I am currently studying a course in cryptography and sometimes I come across calculations like the following:
$$11013^{10369} \pmod{20413}.$$
The normal technique for such problems is to create a table of powers of $2$ and calculate $11013^{2},11013^{4},\dots \pmod{20413}$ so that you can break down the calculation into smaller numbers. Or maybe even use Euler's theorem, but here $$\varphi(20413)=136 \times 148 = 20128>10369,$$ so it cannot be applied here.
In this example, the table would look like
$$\begin{array}{c|c} n & 11013^n \\ \hline 2 & 12536\\ 4 & 12022 \\ 8 & 4444 \\ 16 & 9765 \\ \vdots & \vdots \\ 8192 & 3225 \end{array}$$
Now,
$$10369 = 8192+2048+128+1.$$
Hence,
$$\begin{align} 11013^{10369}&=11013^{8192}\times 11013^{2048} \times 11013^{128} \times 11013 \\ &\equiv 3225 \times 8965 \times 8510 \times 11013 \pmod{20143}. \end{align}$$
Calculating the last line of the above results in a huge number, and on a standard scientific calculator, it cannot deal with it at all, i.e. rounding errors make it difficult to see what it is congruent to.
How is it possible to deal with something like this?
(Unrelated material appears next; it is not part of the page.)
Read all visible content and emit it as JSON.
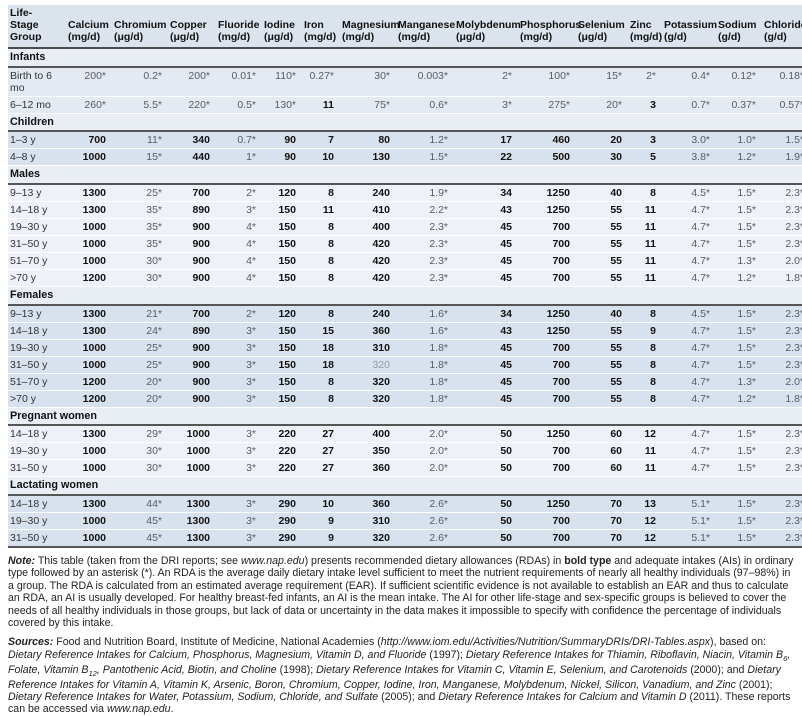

You do the modular arithmetic along the way. The product of the first two terms is an $8$ digit number. Reduce it modulo $20143$ and you have a $5$ digit number.
This strategy shows you never have to deal with more than the product of two $5$ digit numbers, hence $10$ digit numbers.
You can also ask Wolfram Alpha to do the arithmetic for you.
@didgogns 's comment tells you how to manage with even smaller numbers if you can factor $20143$ - not possible if (you are pretending that) this is part of the public key.